Bury St Edmunds care home placed into special measures after inspection

An inspection found leaders weren't managing staff well

Pinford End House Nursing Home
Author: Sian RochePublished 2nd Nov 2023

A care home in Bury St Edmunds has been placed into special measures.

It's after an inspection of Pinford End House Nursing Home by the Care Quality Commission (CQC) in September 2023, which rated the home as inadequate.

The inspection was prompted in part due to concerns the CQC received about personal care, incident reporting and escalation, and medicines management.

The service will now be kept under review and monitored to ensure improvements are made.

Catriona Eglinton, CQC deputy director of operations, said:

“When we inspected Pinford End House Nursing Home, we found there were significant shortfalls in service leadership and leaders had created a culture which didn’t ensure people received high-quality care.

"Our experience tells us that when a service isn’t well-led, it’s less likely they’re able to meet people’s needs in the other areas we inspect, which is what we found here.

“We found leaders didn’t manage staff well and when talking to inspectors about their experiences of working at the service, some staff were visibly upset.

"They told us there wasn’t regular supervision or staff meetings. They also told us staff morale was low and the atmosphere was unpleasant as, according to one member of staff, leaders were more focused on money than people’s care.

"Inspectors found that medicines were managed poorly. For example, one person needed their medication administered in a particular way, but this wasn’t put in place and therefore, they hadn’t received their medication, putting them at risk of harm. The registered manager said the delays were due to a lack of signed paperwork.

“We found the provider failed to provide accurate reporting and risk assessments when people required personalised care. For example, there were ineffective risk assessment plans and guidance for people at risk of choking, so, staff weren’t sure what actions to take to keep people safe from harm.

"Also, some people spent long periods of time in sedentary positions without being helped to move. This put people at increased risk of harm and skin breakdown. We found there were gaps in records showing they hadn’t been helped to move in up to nine hours.

“We have reported our findings to the provider, and they know what they must address. We will monitor the service to ensure people are receiving safe care. If sufficient progress hasn’t been made, we will not hesitate to take action to ensure people’s safety and well-being.”

Inspectors found:

• The provider's governance systems and audit processes continued not to be robust enough to ensure shortfalls were identified and addressed.

• The provider had failed to take action in response to fire safety concerns highlighted following external fire inspection visits.

• Fire safety procedures were unclear, and staff, including agency nurses with overall responsibility for the safety of the building, did not have access to the training and information they needed to respond in an emergency.

• The provider did not always respond to safeguarding concerns in line with their own policy and local protocols.

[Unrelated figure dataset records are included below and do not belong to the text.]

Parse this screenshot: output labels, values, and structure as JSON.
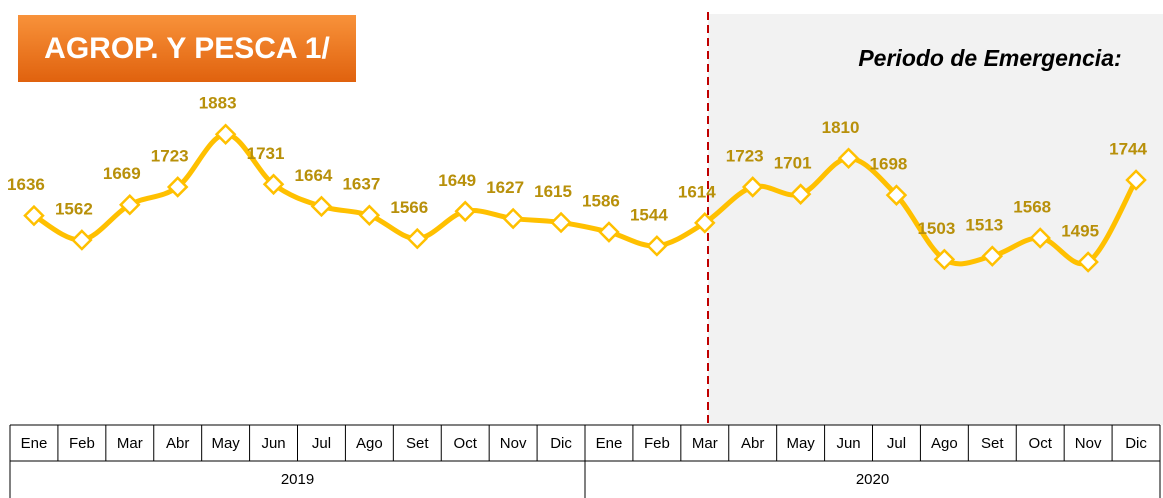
{
  "chart_data": {
    "type": "line",
    "title": "AGROP. Y PESCA 1/",
    "annotation": "Periodo de Emergencia:",
    "categories": [
      "Ene",
      "Feb",
      "Mar",
      "Abr",
      "May",
      "Jun",
      "Jul",
      "Ago",
      "Set",
      "Oct",
      "Nov",
      "Dic",
      "Ene",
      "Feb",
      "Mar",
      "Abr",
      "May",
      "Jun",
      "Jul",
      "Ago",
      "Set",
      "Oct",
      "Nov",
      "Dic"
    ],
    "category_groups": [
      "2019",
      "2020"
    ],
    "values": [
      1636,
      1562,
      1669,
      1723,
      1883,
      1731,
      1664,
      1637,
      1566,
      1649,
      1627,
      1615,
      1586,
      1544,
      1614,
      1723,
      1701,
      1810,
      1698,
      1503,
      1513,
      1568,
      1495,
      1744
    ],
    "color": "#FFC000",
    "label_color": "#B8900A",
    "ylim": [
      1000,
      2230
    ]
  }
}
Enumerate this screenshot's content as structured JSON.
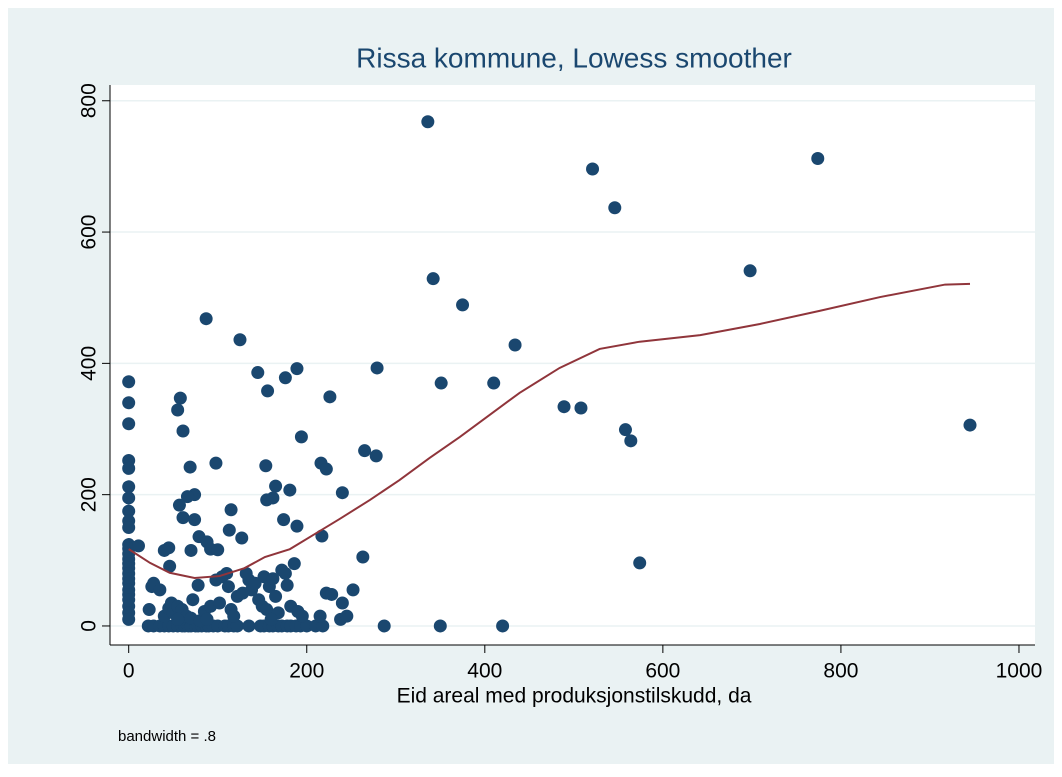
{
  "chart_data": {
    "type": "scatter",
    "title": "Rissa kommune, Lowess smoother",
    "x_label": "Eid areal med produksjonstilskudd, da",
    "note": "bandwidth = .8",
    "xlim": [
      -21,
      1018
    ],
    "ylim": [
      -29,
      824
    ],
    "xticks": [
      0,
      200,
      400,
      600,
      800,
      1000
    ],
    "yticks": [
      0,
      200,
      400,
      600,
      800
    ],
    "grid": true,
    "series": [
      {
        "type": "scatter",
        "color": "#1a476f",
        "x": [
          336,
          521,
          546,
          774,
          698,
          342,
          375,
          434,
          351,
          410,
          489,
          508,
          558,
          564,
          945,
          574,
          87,
          125,
          279,
          189,
          145,
          176,
          156,
          226,
          58,
          55,
          61,
          194,
          0,
          0,
          0,
          0,
          0,
          0,
          0,
          0,
          0,
          0,
          0,
          0,
          0,
          0,
          0,
          0,
          0,
          0,
          0,
          0,
          0,
          0,
          0,
          0,
          0,
          98,
          69,
          154,
          216,
          222,
          265,
          278,
          240,
          181,
          165,
          162,
          155,
          189,
          174,
          74,
          66,
          57,
          61,
          74,
          115,
          113,
          127,
          217,
          263,
          11,
          45,
          79,
          88,
          92,
          100,
          46,
          22,
          28,
          35,
          40,
          45,
          50,
          55,
          60,
          63,
          67,
          70,
          75,
          78,
          82,
          87,
          90,
          95,
          100,
          108,
          112,
          118,
          122,
          135,
          148,
          152,
          158,
          162,
          168,
          172,
          178,
          182,
          188,
          193,
          200,
          210,
          218,
          287,
          350,
          420,
          23,
          26,
          28,
          35,
          40,
          45,
          48,
          50,
          55,
          58,
          60,
          65,
          70,
          72,
          78,
          80,
          85,
          88,
          92,
          98,
          102,
          105,
          110,
          112,
          115,
          118,
          122,
          128,
          132,
          135,
          138,
          142,
          146,
          150,
          152,
          155,
          158,
          162,
          165,
          168,
          172,
          176,
          178,
          182,
          186,
          190,
          195,
          215,
          222,
          228,
          238,
          240,
          245,
          252,
          40,
          70,
          55,
          160
        ],
        "values": [
          768,
          696,
          637,
          712,
          541,
          529,
          489,
          428,
          370,
          370,
          334,
          332,
          299,
          282,
          306,
          96,
          468,
          436,
          393,
          392,
          386,
          378,
          358,
          349,
          347,
          329,
          297,
          288,
          372,
          340,
          308,
          252,
          240,
          212,
          195,
          175,
          160,
          150,
          124,
          118,
          110,
          102,
          95,
          88,
          80,
          72,
          65,
          55,
          48,
          40,
          30,
          20,
          10,
          248,
          242,
          244,
          248,
          239,
          267,
          259,
          203,
          207,
          213,
          195,
          192,
          152,
          162,
          200,
          197,
          184,
          165,
          162,
          177,
          146,
          134,
          137,
          105,
          122,
          119,
          136,
          128,
          117,
          116,
          91,
          0,
          0,
          0,
          0,
          0,
          0,
          0,
          0,
          0,
          0,
          0,
          0,
          0,
          0,
          0,
          0,
          0,
          0,
          0,
          0,
          0,
          0,
          0,
          0,
          0,
          0,
          0,
          0,
          0,
          0,
          0,
          0,
          0,
          0,
          0,
          0,
          0,
          0,
          0,
          25,
          60,
          65,
          55,
          15,
          27,
          35,
          20,
          30,
          10,
          25,
          15,
          12,
          40,
          62,
          8,
          22,
          10,
          30,
          70,
          35,
          75,
          80,
          60,
          25,
          15,
          45,
          50,
          80,
          70,
          55,
          65,
          40,
          30,
          75,
          25,
          60,
          72,
          45,
          20,
          85,
          80,
          62,
          30,
          95,
          22,
          15,
          15,
          50,
          48,
          10,
          35,
          15,
          55,
          115,
          115,
          10,
          10
        ]
      },
      {
        "type": "line",
        "color": "#90353b",
        "x": [
          0,
          24,
          46,
          74,
          102,
          130,
          153,
          181,
          209,
          237,
          271,
          304,
          338,
          372,
          406,
          439,
          484,
          529,
          574,
          642,
          709,
          776,
          844,
          917,
          945
        ],
        "values": [
          117,
          96,
          81,
          73,
          76,
          88,
          105,
          117,
          140,
          163,
          192,
          222,
          256,
          288,
          322,
          355,
          393,
          422,
          433,
          443,
          460,
          480,
          501,
          520,
          521
        ]
      }
    ]
  }
}
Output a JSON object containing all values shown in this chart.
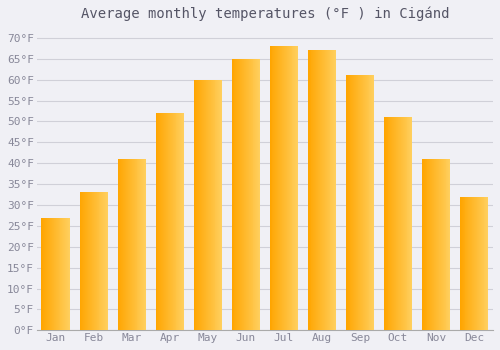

• When events including safeguarding incidents had occurred, records did not evidence what action had been taken. There was no evidence lessons were learnt when things went wrong.

• The safety of people at risk of choking, inadequate food and fluid intake and those at risk of acquiring pressure wounds had not been effectively monitored to ensure their safety and wellbeing.

• Regular checks continued not to be carried out on medical devices, such as suction machines to ensure they remained in good working order for when needed in an emergency. There were insufficient trained or supervised staff to safely meet the needs of people. People told us there was not always enough staff to meet their needs.

• People were not always supported to have maximum choice and control of their lives and staff did not support them in the least restrictive way possible and in their best interests; the policies and systems in the service did not support this practice.

Pinford End House Nursing Home has been contacted for comment.